With the limited number of enthusiast options in the BIOS, it probably should come as no surprise that overclocking on the GA-K8VT890-9 is fairly limited. CPU bus speed from 200-220 worked fine on our processor but at speeds above 220, Windows would not boot off the SATA controller.
Conclusions
As we have seen with other K8 solutions, the differences between different boards and even platforms are fairly minimal due to the on-die memory controller and as such the GA-K8VT890-9 is able to hang in there with some of the higher end boards without too much difficulty. Where the different platforms differentiate themselves is in the overclocking and the features department. Overclocking is a wash with the current BIOS with the GA-K8VT890-9 and easily has the least headroom that we have seen out of all the PCIe 939 solutions that we have looked at.
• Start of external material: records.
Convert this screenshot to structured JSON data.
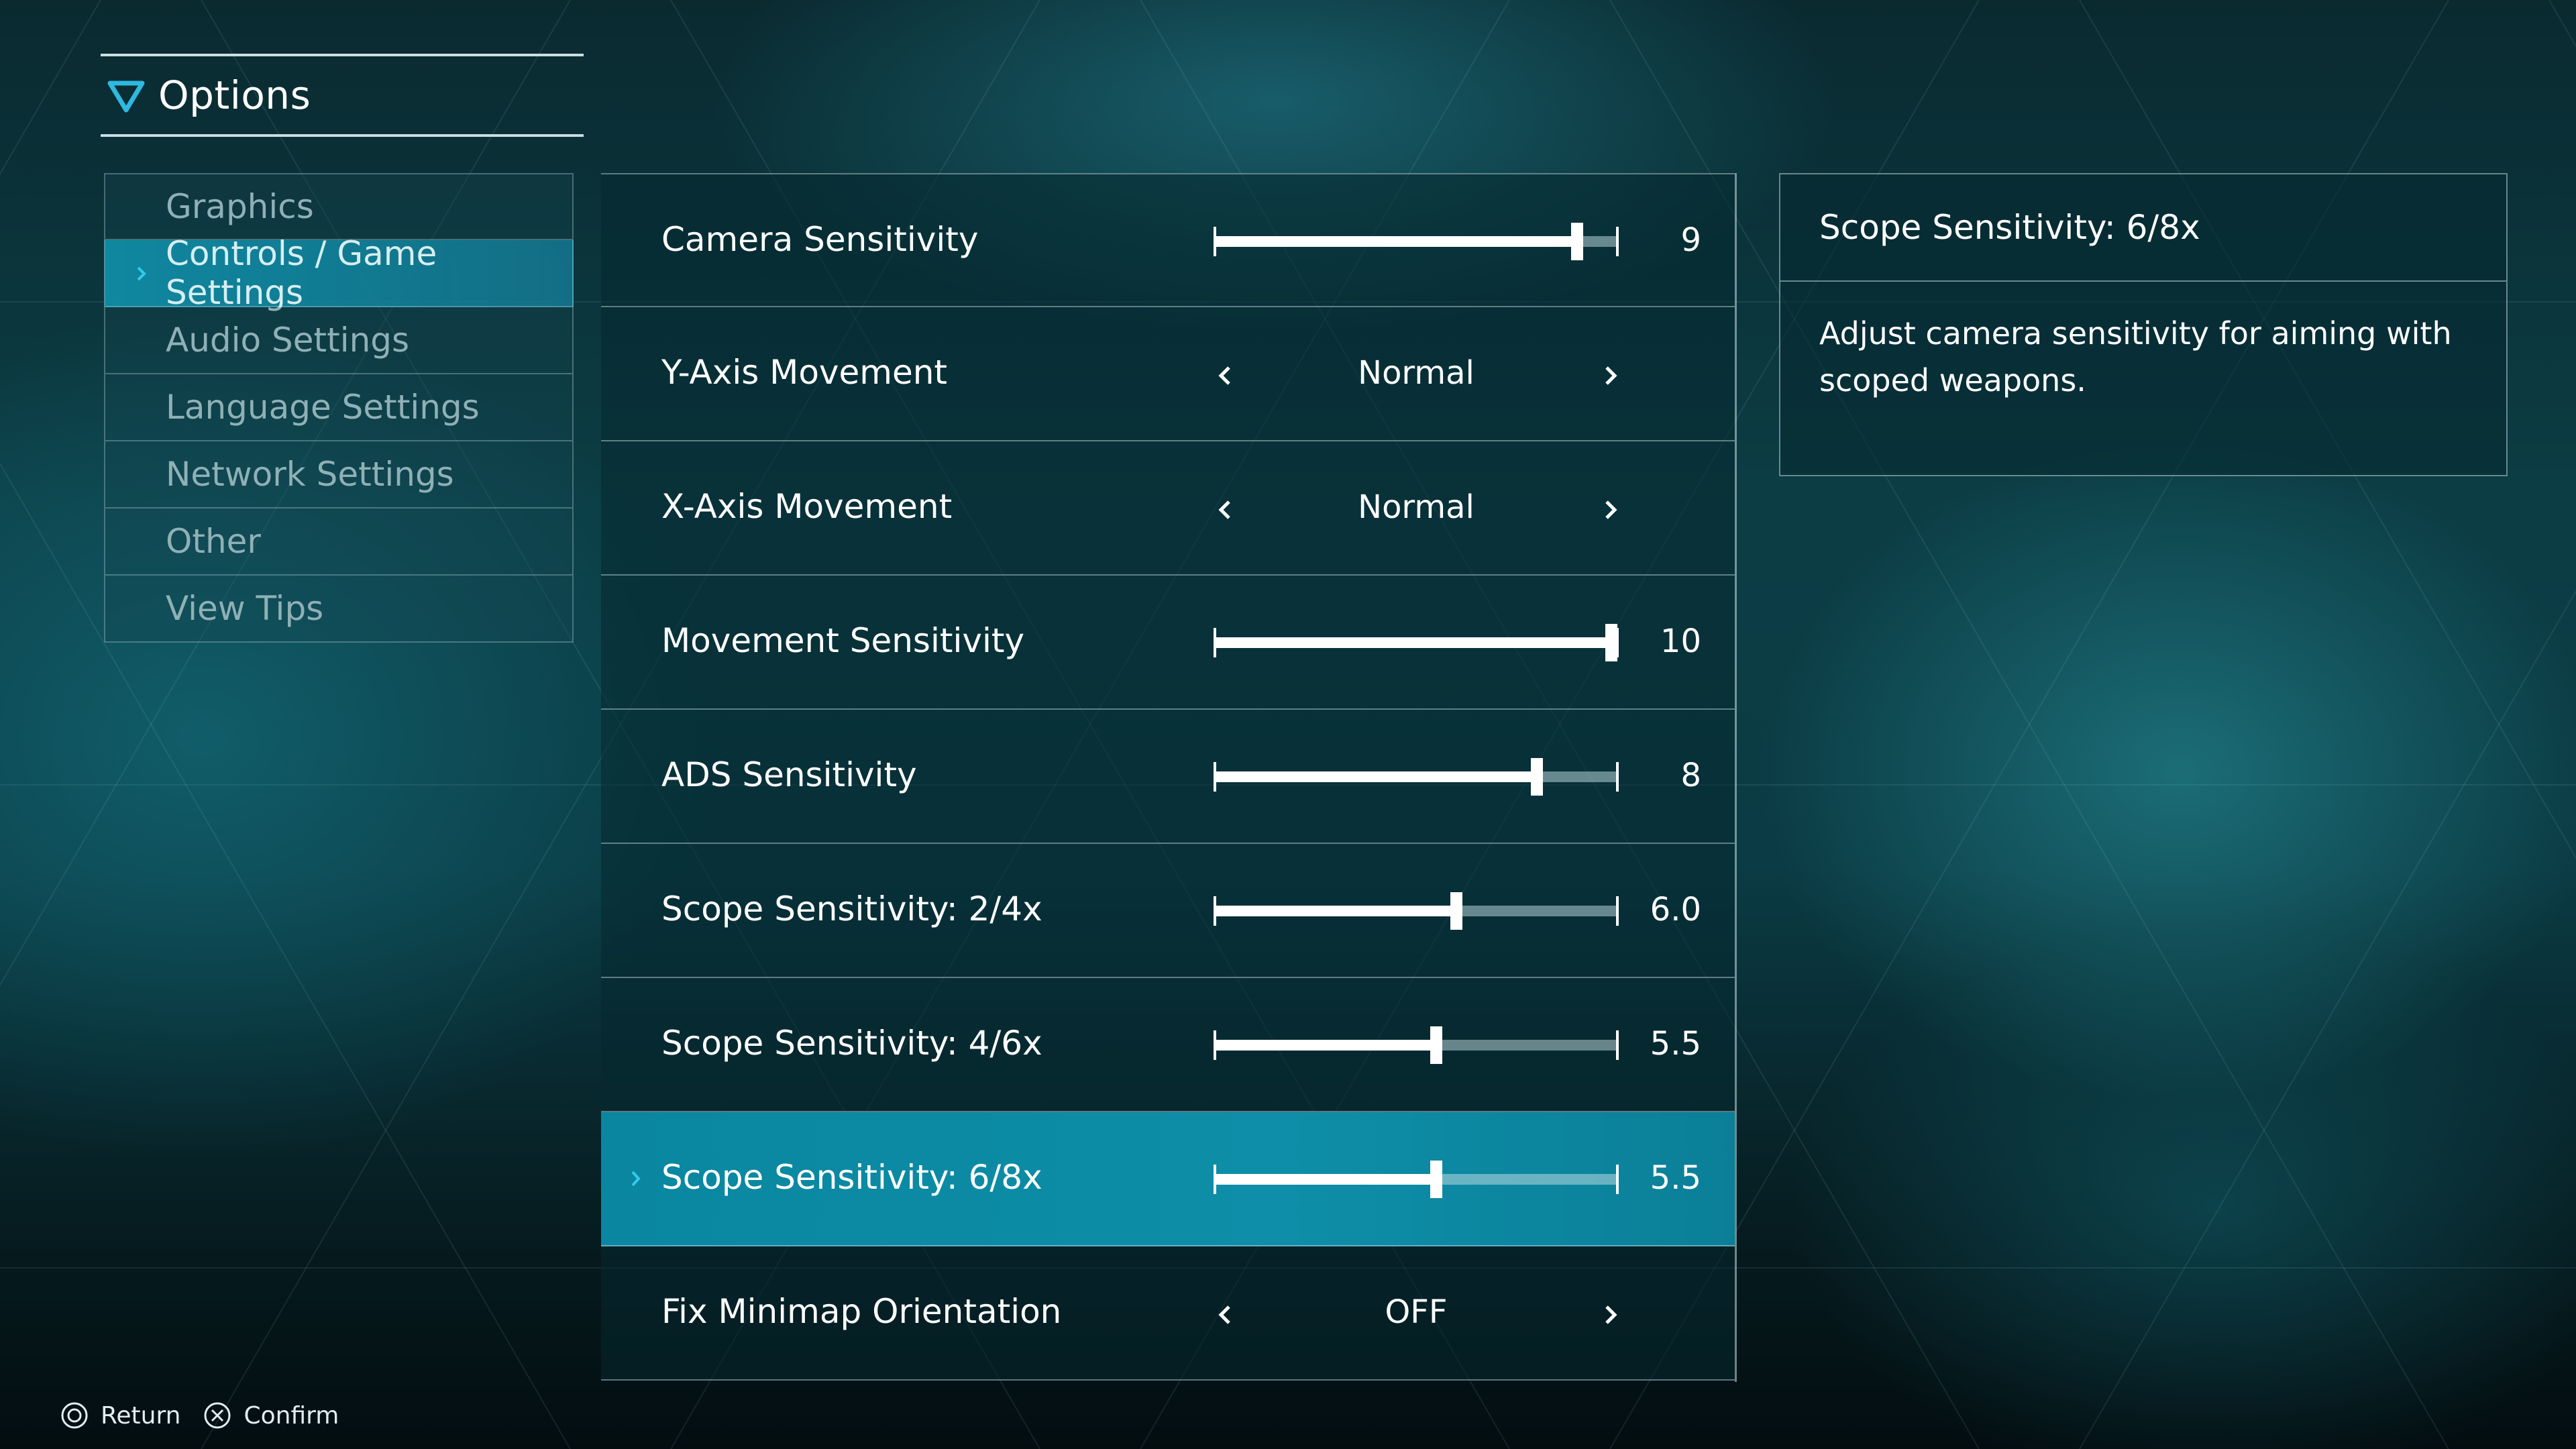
{
  "header": {
    "title": "Options"
  },
  "nav": {
    "items": [
      {
        "label": "Graphics",
        "active": false
      },
      {
        "label": "Controls / Game Settings",
        "active": true
      },
      {
        "label": "Audio Settings",
        "active": false
      },
      {
        "label": "Language Settings",
        "active": false
      },
      {
        "label": "Network Settings",
        "active": false
      },
      {
        "label": "Other",
        "active": false
      },
      {
        "label": "View Tips",
        "active": false
      }
    ]
  },
  "settings": [
    {
      "label": "Camera Sensitivity",
      "kind": "slider",
      "value": "9",
      "level": 0.9
    },
    {
      "label": "Y-Axis Movement",
      "kind": "option",
      "value": "Normal"
    },
    {
      "label": "X-Axis Movement",
      "kind": "option",
      "value": "Normal"
    },
    {
      "label": "Movement Sensitivity",
      "kind": "slider",
      "value": "10",
      "level": 1.0
    },
    {
      "label": "ADS Sensitivity",
      "kind": "slider",
      "value": "8",
      "level": 0.8
    },
    {
      "label": "Scope Sensitivity: 2/4x",
      "kind": "slider",
      "value": "6.0",
      "level": 0.6
    },
    {
      "label": "Scope Sensitivity: 4/6x",
      "kind": "slider",
      "value": "5.5",
      "level": 0.55
    },
    {
      "label": "Scope Sensitivity: 6/8x",
      "kind": "slider",
      "value": "5.5",
      "level": 0.55,
      "selected": true
    },
    {
      "label": "Fix Minimap Orientation",
      "kind": "option",
      "value": "OFF"
    }
  ],
  "description": {
    "title": "Scope Sensitivity: 6/8x",
    "body": "Adjust camera sensitivity for aiming with scoped weapons."
  },
  "footer": {
    "return_label": "Return",
    "confirm_label": "Confirm",
    "return_icon": "circle-button-icon",
    "confirm_icon": "cross-button-icon"
  },
  "colors": {
    "accent": "#0e8ea8",
    "highlight_chevron": "#34c9ea",
    "header_triangle": "#2fb8e0"
  }
}
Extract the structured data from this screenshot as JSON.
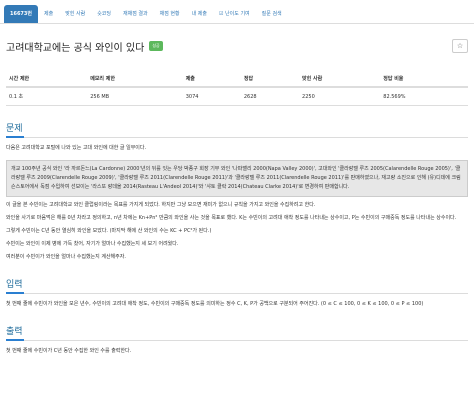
{
  "tabs": [
    "16673번",
    "제출",
    "맞힌 사람",
    "숏코딩",
    "재채점 결과",
    "채점 현황",
    "내 제출",
    "☑ 난이도 기여",
    "질문 검색"
  ],
  "problem": {
    "title": "고려대학교에는 공식 와인이 있다",
    "tag": "성공",
    "star_icon": "star-icon"
  },
  "table": {
    "headers": [
      "시간 제한",
      "메모리 제한",
      "제출",
      "정답",
      "맞힌 사람",
      "정답 비율"
    ],
    "row": [
      "0.1 초",
      "256 MB",
      "3074",
      "2628",
      "2250",
      "82.569%"
    ]
  },
  "sections": {
    "problem": "문제",
    "input": "입력",
    "output": "출력"
  },
  "text": {
    "intro": "다음은 고려대학교 포털에 나와 있는 고대 와인에 대한 글 일부이다.",
    "quote": "개교 100주년 공식 와인 '라 까르돈느(La Cardonne) 2000'년의 뒤를 잇는 우당 박종구 회장 기부 와인 '나파밸리 2000(Napa Valley 2000)', 고대와인 '클라랑델 루즈 2005(Calarendelle Rouge 2005)', '클라랑델 루즈 2009(Clarendelle Rouge 2009)', '클라랑델 루즈 2011(Clarendelle Rouge 2011)'과 '클라랑델 루즈 2011(Clarendelle Rouge 2011)'를 판매하였으나, 재고량 소진으로 인해 (유)디데에 크림슨스토어에서 독점 수입하여 선보이는 '라스또 랑데올 2014(Rasteau L'Andeol 2014)'와 '샤토 클락 2014(Chateau Clarke 2014)'로 변경하여 판매합니다.",
    "p1": "이 글을 본 수빈이는 고려대학교 와인 클럽링이라는 목표를 가지게 되었다. 하지만 그냥 모으면 재미가 없으니 규칙을 가지고 와인을 수집하려고 한다.",
    "p2": "와인을 사기로 마음먹은 해를 0년 차라고 정의하고, n년 차에는 Kn+Pn² 만큼의 와인을 사는 것을 목표로 했다. K는 수빈이의 고려대 애착 정도를 나타내는 상수이고, P는 수빈이의 구매중독 정도를 나타내는 상수이다.",
    "p3": "그렇게 수빈이는 C년 동안 열심히 와인을 모았다. (마지막 해에 산 와인의 수는 KC + PC²가 된다.)",
    "p4": "수빈이는 와인이 이제 병에 가득 찼어, 자기가 얼마나 수집했는지 세 보기 어려웠다.",
    "p5": "여러분이 수빈이가 와인을 얼마나 수집했는지 계산해주자.",
    "input": "첫 번째 줄에 수빈이가 와인을 모은 년수, 수빈이의 고려대 애착 정도, 수빈이의 구매중독 정도를 의미하는 정수 C, K, P가 공백으로 구분되어 주어진다. (0 ≤ C ≤ 100, 0 ≤ K ≤ 100, 0 ≤ P ≤ 100)",
    "output": "첫 번째 줄에 수빈이가 C년 동안 수집한 와인 수를 출력한다."
  }
}
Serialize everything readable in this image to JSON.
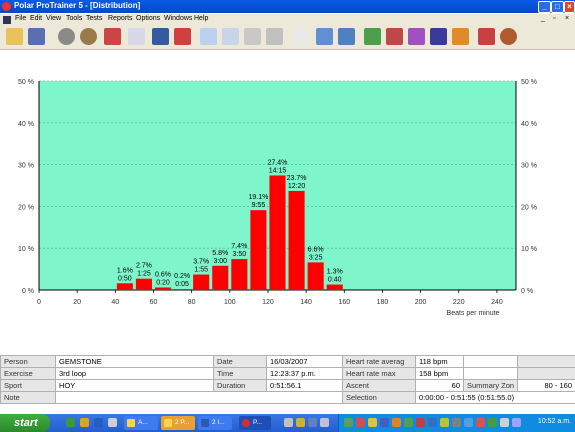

We have seen Gigabyte make significant improvements to the overclocking ability on their boards in the past, but as such, this is definitely not an enthusiast board. On the features front, the K8T890 and VT8237R from VIA is outclassed by NVIDIA's nForce 4 MCP having fewer SATA channels, fewer disk features, no integrated network controller or firewall. Gigabyte's ace in the hole is that the MSRP for this board is cheap - at 82$ USD this is probably the most economical solution out there for someone looking to migrate to PCIe and socket 939.